Spicy Coleslaw and Steak Salad
- 1 tablespoon coconut oil
- sea salt and freshly ground black pepper to taste
- 1 pound chopped steak
- 2 cups shredded cabbage
- 2 cups shredded carrots
- 4 tablespoons chopped fresh cilantro
- 2 tablespoons chopped chives
- 1/4 cup raisins
- 1/2 cup chopped pecans
- 1/4 cup plain Greek yogurt
- 2 tablespoons lime juice
- 2 drops liquid stevia
- 1/2 teaspoon cayenne pepper
- 1 teaspoon chili powder
- 1/2 teaspoon garlic powder
- In a large skillet over medium heat, heat coconut oil. To the skillet, add the steak and season with salt and pepper to taste. Cook for 5 to 7 minutes, until steak is cooked to desired level of doneness. In a large bowl, mix the next 6 ingredients (cabbage through pecans).

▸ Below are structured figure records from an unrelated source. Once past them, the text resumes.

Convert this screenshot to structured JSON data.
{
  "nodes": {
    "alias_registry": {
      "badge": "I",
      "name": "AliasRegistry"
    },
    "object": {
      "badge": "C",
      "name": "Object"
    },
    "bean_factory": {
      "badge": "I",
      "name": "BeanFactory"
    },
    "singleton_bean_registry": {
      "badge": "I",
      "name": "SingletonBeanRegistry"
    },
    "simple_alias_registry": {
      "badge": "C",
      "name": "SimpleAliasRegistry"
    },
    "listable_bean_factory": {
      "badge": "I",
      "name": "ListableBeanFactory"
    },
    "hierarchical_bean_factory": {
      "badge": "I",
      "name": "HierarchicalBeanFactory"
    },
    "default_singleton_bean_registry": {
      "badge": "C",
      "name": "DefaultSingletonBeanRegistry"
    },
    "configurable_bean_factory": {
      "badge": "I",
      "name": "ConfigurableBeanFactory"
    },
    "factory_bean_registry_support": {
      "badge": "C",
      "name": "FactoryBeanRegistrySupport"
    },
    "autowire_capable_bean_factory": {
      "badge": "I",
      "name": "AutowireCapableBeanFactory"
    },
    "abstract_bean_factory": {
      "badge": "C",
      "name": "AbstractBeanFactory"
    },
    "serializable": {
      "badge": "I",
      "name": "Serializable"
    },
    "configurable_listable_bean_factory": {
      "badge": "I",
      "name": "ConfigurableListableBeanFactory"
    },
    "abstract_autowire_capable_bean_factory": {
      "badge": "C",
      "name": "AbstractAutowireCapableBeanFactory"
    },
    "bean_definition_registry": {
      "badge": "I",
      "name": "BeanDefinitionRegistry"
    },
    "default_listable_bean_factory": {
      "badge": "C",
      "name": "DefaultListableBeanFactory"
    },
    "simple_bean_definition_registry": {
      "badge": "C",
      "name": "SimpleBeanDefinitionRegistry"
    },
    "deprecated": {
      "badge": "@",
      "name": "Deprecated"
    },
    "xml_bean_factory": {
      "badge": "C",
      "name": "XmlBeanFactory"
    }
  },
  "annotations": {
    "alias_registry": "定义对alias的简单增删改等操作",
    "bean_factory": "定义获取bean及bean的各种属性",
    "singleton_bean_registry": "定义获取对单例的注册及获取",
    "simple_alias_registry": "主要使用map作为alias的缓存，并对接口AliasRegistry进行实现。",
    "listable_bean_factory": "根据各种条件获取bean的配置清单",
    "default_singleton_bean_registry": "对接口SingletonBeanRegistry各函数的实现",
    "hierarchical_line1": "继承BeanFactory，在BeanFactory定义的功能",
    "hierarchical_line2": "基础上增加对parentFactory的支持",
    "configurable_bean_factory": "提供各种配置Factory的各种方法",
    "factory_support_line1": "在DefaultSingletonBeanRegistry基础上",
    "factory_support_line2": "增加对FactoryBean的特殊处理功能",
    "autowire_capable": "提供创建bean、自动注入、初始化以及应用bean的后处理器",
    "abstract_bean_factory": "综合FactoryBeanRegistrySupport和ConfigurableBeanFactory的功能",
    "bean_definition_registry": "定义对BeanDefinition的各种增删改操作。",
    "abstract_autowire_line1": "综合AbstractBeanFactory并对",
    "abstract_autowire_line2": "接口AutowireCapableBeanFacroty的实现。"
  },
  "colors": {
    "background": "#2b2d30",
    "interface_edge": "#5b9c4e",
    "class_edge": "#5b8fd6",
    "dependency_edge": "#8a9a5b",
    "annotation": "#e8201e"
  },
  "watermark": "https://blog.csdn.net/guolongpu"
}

- In a blender, blend the remaining ingredients (greek yogurt through garlic powder) until smooth.
- Top the salad with the steak and pour the dressing over the top. Mix well and serve.

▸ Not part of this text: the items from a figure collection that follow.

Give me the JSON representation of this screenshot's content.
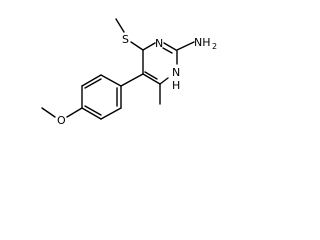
{
  "molecule": {
    "atoms": {
      "amine": "NH",
      "amine_h": "2",
      "ring_n_top": "N",
      "ring_nh": "N",
      "ring_nh_h": "H",
      "sulfur": "S",
      "oxygen": "O"
    }
  }
}
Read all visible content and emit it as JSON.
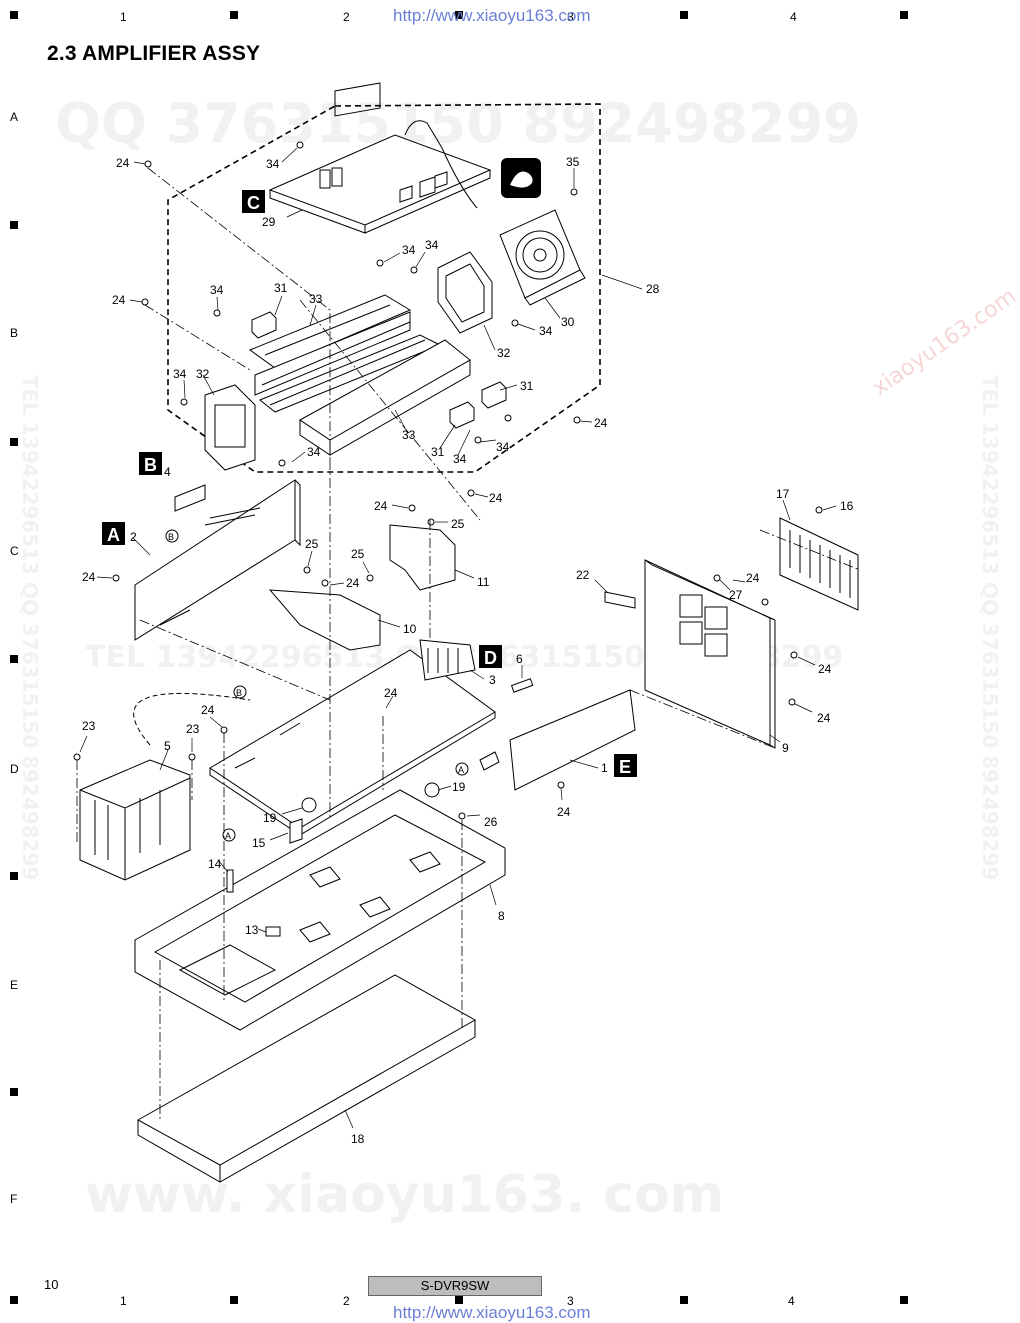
{
  "header": {
    "url_top": "http://www.xiaoyu163.com",
    "url_bottom": "http://www.xiaoyu163.com",
    "section_title": "2.3  AMPLIFIER ASSY"
  },
  "grid": {
    "columns": [
      "1",
      "2",
      "3",
      "4"
    ],
    "rows": [
      "A",
      "B",
      "C",
      "D",
      "E",
      "F"
    ]
  },
  "footer": {
    "page_number": "10",
    "model": "S-DVR9SW"
  },
  "watermarks": {
    "qq_top": "QQ 376315150    892498299",
    "tel_mid": "TEL 13942296513  QQ 376315150 892498299",
    "www_bottom": "www. xiaoyu163. com",
    "side_left": "TEL 13942296513  QQ 376315150  892498299",
    "side_right": "TEL 13942296513  QQ 376315150  892498299",
    "red_mark": "xiaoyu163.com"
  },
  "diagram": {
    "section_badges": [
      "A",
      "B",
      "C",
      "D",
      "E"
    ],
    "circle_refs": [
      "A",
      "B"
    ],
    "callouts": [
      {
        "id": "c1",
        "label": "24"
      },
      {
        "id": "c2",
        "label": "34"
      },
      {
        "id": "c3",
        "label": "C"
      },
      {
        "id": "c4",
        "label": "29"
      },
      {
        "id": "c5",
        "label": "35"
      },
      {
        "id": "c6",
        "label": "34"
      },
      {
        "id": "c7",
        "label": "34"
      },
      {
        "id": "c8",
        "label": "28"
      },
      {
        "id": "c9",
        "label": "24"
      },
      {
        "id": "c10",
        "label": "34"
      },
      {
        "id": "c11",
        "label": "31"
      },
      {
        "id": "c12",
        "label": "33"
      },
      {
        "id": "c13",
        "label": "34"
      },
      {
        "id": "c14",
        "label": "30"
      },
      {
        "id": "c15",
        "label": "32"
      },
      {
        "id": "c16",
        "label": "34"
      },
      {
        "id": "c17",
        "label": "32"
      },
      {
        "id": "c18",
        "label": "31"
      },
      {
        "id": "c19",
        "label": "33"
      },
      {
        "id": "c20",
        "label": "24"
      },
      {
        "id": "c21",
        "label": "34"
      },
      {
        "id": "c22",
        "label": "31"
      },
      {
        "id": "c23",
        "label": "34"
      },
      {
        "id": "c24",
        "label": "34"
      },
      {
        "id": "c25",
        "label": "4"
      },
      {
        "id": "c26",
        "label": "24"
      },
      {
        "id": "c27",
        "label": "24"
      },
      {
        "id": "c28",
        "label": "25"
      },
      {
        "id": "c29",
        "label": "2"
      },
      {
        "id": "c30",
        "label": "11"
      },
      {
        "id": "c31",
        "label": "24"
      },
      {
        "id": "c32",
        "label": "25"
      },
      {
        "id": "c33",
        "label": "25"
      },
      {
        "id": "c34",
        "label": "24"
      },
      {
        "id": "c35",
        "label": "10"
      },
      {
        "id": "c36",
        "label": "17"
      },
      {
        "id": "c37",
        "label": "16"
      },
      {
        "id": "c38",
        "label": "22"
      },
      {
        "id": "c39",
        "label": "24"
      },
      {
        "id": "c40",
        "label": "27"
      },
      {
        "id": "c41",
        "label": "24"
      },
      {
        "id": "c42",
        "label": "6"
      },
      {
        "id": "c43",
        "label": "3"
      },
      {
        "id": "c44",
        "label": "24"
      },
      {
        "id": "c45",
        "label": "24"
      },
      {
        "id": "c46",
        "label": "9"
      },
      {
        "id": "c47",
        "label": "23"
      },
      {
        "id": "c48",
        "label": "24"
      },
      {
        "id": "c49",
        "label": "23"
      },
      {
        "id": "c50",
        "label": "5"
      },
      {
        "id": "c51",
        "label": "19"
      },
      {
        "id": "c52",
        "label": "1"
      },
      {
        "id": "c53",
        "label": "19"
      },
      {
        "id": "c54",
        "label": "26"
      },
      {
        "id": "c55",
        "label": "24"
      },
      {
        "id": "c56",
        "label": "15"
      },
      {
        "id": "c57",
        "label": "14"
      },
      {
        "id": "c58",
        "label": "8"
      },
      {
        "id": "c59",
        "label": "13"
      },
      {
        "id": "c60",
        "label": "18"
      }
    ]
  }
}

SERVING SUGGESTION: Turnip fries. (Peel turnips and cut into “fries”; toss with olive oil and bake on a cookie sheet in a preheated 375-degree oven, turning once, until tender. Season with salt, pepper and garlic powder to taste.) GLUTEN FREE: Make sure liquid stevia is gluten free. NUTRITION: 450 Calories; 33g Fat; 21g Protein; 21g Carbohydrate; 5g Dietary Fiber; 64mg Cholesterol; 91mg Sodium. Exchanges: 0 Grain (Starch); 2 1/2 Lean Meat; 1 1/2 Vegetable; 1/2 Fruit; 5 Fat.